Honduras and Colombia Sign a Mutual Overflight Agreement to Combat Small Drug Planes
By Dialogo August 18, 2011
The Honduran and Colombian Air Forces signed a cooperation agreement to combat illegal flights that cross the airspace of the two nations and of the Caribbean and Central American region. With this agreement, both Air Forces will have the possibility of flying in each other’s airspace.
During the now-concluded F-AIR Colombia 2011 exhibition, the commander of the Colombian Air Force (FAC), Gen. Julio Alberto González, and the commander of the Honduran Air Force (FAH), Col. Ruis Pastor Landa, signed the operational cooperation agreement that will enable the two forces to exchange experiences in the fight against drug trafficking.
“It’s an agreement that, in union with one that we have with Mexico, with Guatemala, and in the future with El Salvador, is going to deny Caribbean and Central American airspace to illegal traffic headed to the United States,” the FAC commander, General González, declared.
According to official information, the agreement is the result of joint work over three years by several Central American intelligence agencies and Air Forces, together with those of Colombia and the United States, which found that Honduran airspace has been frequently used by drug traffickers to transport drugs to Mexico and the United States.
“We want to draw on the experience of our brothers in the FAC and do our part,” said the head of the FAH, Colonel Landa, who also praised the Colombian Air Force’s capabilities in its fight against illegal flights.
The new agreement will enable the FAC to follow illegal traffic in Honduran airspace up to the moment the plane lands, in those cases in which Honduras is unable to do so.

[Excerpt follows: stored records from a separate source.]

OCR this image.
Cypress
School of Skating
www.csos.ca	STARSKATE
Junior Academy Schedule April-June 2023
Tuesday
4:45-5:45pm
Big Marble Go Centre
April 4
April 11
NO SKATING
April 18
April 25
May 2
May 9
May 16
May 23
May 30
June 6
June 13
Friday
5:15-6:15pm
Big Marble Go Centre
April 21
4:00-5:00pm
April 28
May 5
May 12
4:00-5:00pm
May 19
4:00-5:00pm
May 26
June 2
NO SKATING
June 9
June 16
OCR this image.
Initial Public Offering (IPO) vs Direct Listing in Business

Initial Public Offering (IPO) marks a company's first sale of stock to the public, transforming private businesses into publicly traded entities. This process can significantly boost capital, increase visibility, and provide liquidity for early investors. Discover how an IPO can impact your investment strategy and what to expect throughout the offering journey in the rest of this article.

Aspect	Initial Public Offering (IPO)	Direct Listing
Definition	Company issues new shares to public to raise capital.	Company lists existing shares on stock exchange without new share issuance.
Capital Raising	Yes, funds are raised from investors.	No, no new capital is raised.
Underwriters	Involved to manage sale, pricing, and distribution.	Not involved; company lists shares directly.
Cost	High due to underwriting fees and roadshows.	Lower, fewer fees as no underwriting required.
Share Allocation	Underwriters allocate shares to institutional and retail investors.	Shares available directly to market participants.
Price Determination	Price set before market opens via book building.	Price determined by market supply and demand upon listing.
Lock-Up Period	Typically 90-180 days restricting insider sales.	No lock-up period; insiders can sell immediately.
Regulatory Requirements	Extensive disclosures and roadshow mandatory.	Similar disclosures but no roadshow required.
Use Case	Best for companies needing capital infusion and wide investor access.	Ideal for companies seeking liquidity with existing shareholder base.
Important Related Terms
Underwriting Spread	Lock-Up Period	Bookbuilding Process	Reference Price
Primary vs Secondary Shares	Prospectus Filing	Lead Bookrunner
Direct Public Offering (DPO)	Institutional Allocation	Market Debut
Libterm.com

In the same way, Colombian intelligence platforms will also be able to identify the landing sites of these irregular planes.
El Salvador would benefit from this kind of cooperation, since it does not currently have the necessary fighter-plane capability, due to the fact that its planes are grounded because of budgetary shortfalls, cost savings, or the lack of needed repairs, to intercept small drug planes or other kinds of planes or ships that pass through its political jurisdiction, in either its airspace or its territorial waters.